A look at this year's Canada-Wide Science Fair

Each year, high-school students from every province and territory are selected to attend the Canada-Wide Science Fair (CWSF), Canada’s only national science fair. The event celebrates curious and innovative teens who transform their questions and ideas into projects that tackle some of society’s most significant challenges. $1,000,000 in scholarships and prizes are awarded to those whose projects are deemed worthy of recognition. The 2017 fair, held at the University of Regina, Saskatchewan, included 400 projects developed by 500 students, drawn from more than 25,000 regional fair participants. Entries spanned seven challenges (discovery, energy, environment, health, information, innovation and resources) at three age levels. Learn more about the winners and their standout entries.
2 high-school students in front of their science fair experiment

The Winners

This year’s Best Project and Senior Platinum Award went to Colette Benko, an eleventh grader from Calgary, Alberta. Her project, Novel Paediatric Cancer Therapy: Targeting Epigenetics to Induce Differentiation, uncovered a new use for an existing drug to treat the deadly childhood cancer, neuroblastoma.

At the intermediate level, also from Calgary, tenth grader Crystal Radinski won for EEG Coherence as a Marker for Alzheimer’s Dementia. Her work focused on comparing the brainwaves of healthy people to those of Alzheimer patients to make earlier, more accurate, and less costly diagnoses of the disease.

And finally, the Junior Platinum Award went to Danish Mahmood from London, Ontario. The grade eight student created W.I.N.I.T.S (Wireless Interconnected Non-Invasive Triage System), a low-cost fingertip device able to measure four different vital signs and communicate them over secure Wi-Fi to first responders and hospital staff

Climate Change Standouts

Climate change is an underlying theme for many of the projects.. Jack White from Long Reach, New Brunswick studied the spring thaw on the St. John River near his home, finding potential signs of climate change and determining how it has impacted his neighbourhood.

Albert Nitu from Ottawa examined eco-friendly electricity production, experimenting with a way to transform the exterior walls of homes into smart electricity generating devices to improve sustainability.

Charles Wang and Spencer Zezulka from Surrey, British Columbia, used photosynthetic algae rather than commercial glucose to power the bacterial production of ethanol and other fuels. This process, which captures carbon dioxide, could help clean Earth’s atmosphere and produce fuel for stations on Mars. The pair won a bronze medal as well as the Youth Can Innovate award.
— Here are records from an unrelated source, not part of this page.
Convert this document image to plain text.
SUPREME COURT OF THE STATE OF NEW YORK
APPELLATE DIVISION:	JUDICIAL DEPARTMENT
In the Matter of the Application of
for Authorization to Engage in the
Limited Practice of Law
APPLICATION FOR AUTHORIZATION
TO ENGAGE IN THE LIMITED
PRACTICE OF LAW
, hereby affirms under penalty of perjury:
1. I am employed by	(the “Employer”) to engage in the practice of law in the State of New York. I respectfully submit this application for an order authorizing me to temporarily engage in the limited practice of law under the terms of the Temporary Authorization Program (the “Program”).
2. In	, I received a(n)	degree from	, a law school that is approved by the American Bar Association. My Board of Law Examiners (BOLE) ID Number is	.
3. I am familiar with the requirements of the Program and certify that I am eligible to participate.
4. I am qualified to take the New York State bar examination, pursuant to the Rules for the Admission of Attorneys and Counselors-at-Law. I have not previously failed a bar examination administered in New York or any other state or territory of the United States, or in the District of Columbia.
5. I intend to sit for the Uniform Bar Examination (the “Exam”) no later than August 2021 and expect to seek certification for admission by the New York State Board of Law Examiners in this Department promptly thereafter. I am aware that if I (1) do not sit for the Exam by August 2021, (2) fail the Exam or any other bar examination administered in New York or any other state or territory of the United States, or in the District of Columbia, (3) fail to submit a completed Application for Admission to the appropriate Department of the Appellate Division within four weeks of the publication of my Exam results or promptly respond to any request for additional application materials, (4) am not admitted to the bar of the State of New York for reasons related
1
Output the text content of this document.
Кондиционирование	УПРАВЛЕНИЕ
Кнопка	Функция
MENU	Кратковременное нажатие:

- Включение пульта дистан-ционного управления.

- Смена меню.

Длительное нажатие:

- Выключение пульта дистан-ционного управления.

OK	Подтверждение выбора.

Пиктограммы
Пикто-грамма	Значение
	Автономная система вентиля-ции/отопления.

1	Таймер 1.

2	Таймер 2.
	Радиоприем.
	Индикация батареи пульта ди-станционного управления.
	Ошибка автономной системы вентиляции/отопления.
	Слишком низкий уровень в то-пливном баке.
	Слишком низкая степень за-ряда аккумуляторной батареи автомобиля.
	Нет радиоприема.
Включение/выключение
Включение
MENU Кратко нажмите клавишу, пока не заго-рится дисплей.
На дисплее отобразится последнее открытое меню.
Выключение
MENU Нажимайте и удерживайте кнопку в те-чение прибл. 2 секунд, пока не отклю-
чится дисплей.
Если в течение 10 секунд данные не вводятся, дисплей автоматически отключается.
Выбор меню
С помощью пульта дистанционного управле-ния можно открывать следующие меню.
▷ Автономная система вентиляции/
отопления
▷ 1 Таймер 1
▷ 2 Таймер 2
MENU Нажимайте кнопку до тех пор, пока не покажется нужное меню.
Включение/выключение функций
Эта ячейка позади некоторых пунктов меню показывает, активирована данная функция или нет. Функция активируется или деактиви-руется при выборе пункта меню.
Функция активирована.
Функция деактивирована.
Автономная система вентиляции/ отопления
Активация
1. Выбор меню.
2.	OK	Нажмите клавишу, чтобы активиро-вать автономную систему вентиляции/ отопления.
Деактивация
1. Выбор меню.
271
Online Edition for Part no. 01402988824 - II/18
In 2018, the Intact Foundation hopes to see even more climate change-focused projects as part of its mission to help Canadians to protect themselves against environmental degradation. As a result, the Intact Foundation has invested $100,000 in CWSF, issuing a climate change resilience challenge that kicks off next fall. CWSF 2018 will take place at Carleton University in Ottawa, Ontario.